Now that we have our first red light scenario with test results, it is time to add functionality to the controller. Create tests based on the conditions of acceptance before implementing any of the methods. Once all the failing tests are built, you can implement the code. For this example, the distance was calculated using the haversine formula as kilometers which are then converted to miles for calculating the distance between the user and the location.

Time to Do It Right

As you may have noticed, application logic and location data are defined in the LocationsController. This means none of that code follows SOLID design principles. Let’s fix this by separating everything into a logic layer and data layer as well as a separate project for the Location model that is shared by all the application layers. To do this, we will add two new application tier projects to the solution each with their unit test project and interface project. This will allow us to separate the functionality into their logical domain and unit test them without knowing anything about the implementation of their dependencies. In this case, the API project (BIGYAM.TDDDemo.Web) will have a very thin code whose primary responsibility is to pass messages to and from the client. The logic layer (BIGYAM.TDDDemo.Logic) will contain all of the rules for the application that needs to be applied to the data. The data layer (BIGYAM.TDDDemo.Data) will contain the methods needed to retrieve data from the data sources. The location data in this example will be hardcoded in the data layer to keep it simple. A real-world application would most likely store the location data in a datastore such as SQL Server or MySQL. At this point, we should have all test classes built out with minimal code changes so that we can begin the refactor.

This is how the new classes look before implementation:

LocationLogic.cs (BIGYAM.TDDDemo.Logic.csproj)
LocationData.cs (BIGYAM.TDDDemo.Data.csproj)

We can start refactoring the code by moving the location search logic into the logic layer and the location data into the data layer. Executing unit tests during the refactor makes it easier to identify breaking changes to the code and make corrections. Waiting until all the code changes are complete to start running unit tests can lead to an overwhelming number of failing tests and increases the risk of introducing bugs into the application. You may find yourself creating new unit tests during this process as changes to the implementation may lead to additional code being added. Again, any new code should not be introduced unless there is a valid test that asserts the need for that code.

End Result

Let’s take a look at how the key pieces of this project look after refacting.

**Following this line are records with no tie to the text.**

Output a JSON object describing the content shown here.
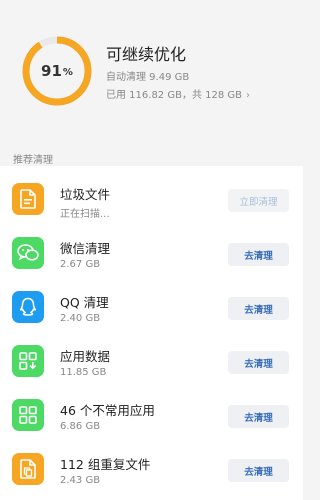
{
  "status": {
    "percent": 91,
    "percent_number": "91",
    "percent_unit": "%",
    "title": "可继续优化",
    "auto_clean": "自动清理 9.49 GB",
    "usage": "已用 116.82 GB，共 128 GB",
    "ring_color": "#f5a623",
    "ring_track_color": "#e9e9e9"
  },
  "section": {
    "label": "推荐清理"
  },
  "items": [
    {
      "title": "垃圾文件",
      "sub": "正在扫描...",
      "button": "立即清理",
      "icon": "document-icon",
      "color": "#f6a623",
      "button_enabled": false
    },
    {
      "title": "微信清理",
      "sub": "2.67 GB",
      "button": "去清理",
      "icon": "wechat-icon",
      "color": "#4cd964",
      "button_enabled": true
    },
    {
      "title": "QQ 清理",
      "sub": "2.40 GB",
      "button": "去清理",
      "icon": "qq-icon",
      "color": "#1e9cf0",
      "button_enabled": true
    },
    {
      "title": "应用数据",
      "sub": "11.85 GB",
      "button": "去清理",
      "icon": "app-data-icon",
      "color": "#4cd964",
      "button_enabled": true
    },
    {
      "title": "46 个不常用应用",
      "sub": "6.86 GB",
      "button": "去清理",
      "icon": "apps-grid-icon",
      "color": "#4cd964",
      "button_enabled": true
    },
    {
      "title": "112 组重复文件",
      "sub": "2.43 GB",
      "button": "去清理",
      "icon": "duplicate-file-icon",
      "color": "#f6a623",
      "button_enabled": true
    }
  ]
}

LocationsController.cs (BIGYAM.TDDDemo.Web.csproj)
LocationLogic.cs (BIGYAM.TDDDemo.Logic.csproj)
LocationData.cs (BIGYAM.TDDDemo.Data.csproj)
LocationLogicTests.cs (BIGYAM.TDDDemo.Logic.Tests.csproj)

And just for fun, code coverage results generated by Reshaper’s DotCover plugin:

That’s a Wrap, TDD

As you can see in the LocationLogicTest class, refactoring the code and implementing a mocking framework to fake the data requests with test data has forced us to make use of dependency injection thus enforcing a design pattern that encourages SOLID software development principles. While it isn’t always possible to refactor code in such a manner in an existing application, unit tests can help identify dependencies that can make an application difficult to maintain. When developing a new application, TDD ensures that any new code created has a test that defines the purpose and expected behavior of that code. In an existing application, adding unit tests can help stabilize the application while making it more reliable and easier to maintain. They are also a great way to identify and tackle architectural flaws in an application.

Strictly adhering to Test-Driven Development principles is something that many development teams struggle with, as it takes a lot of discipline. As with problem solving, starting with a test that defines the problem and the possible outcomes make it much easier to generate a solution. If you fail early and fail often, then the only option left is to succeed. TDD might feel like a drag early in the process but will provide a huge helping hand and a bid of confidence as the project nears the finish line.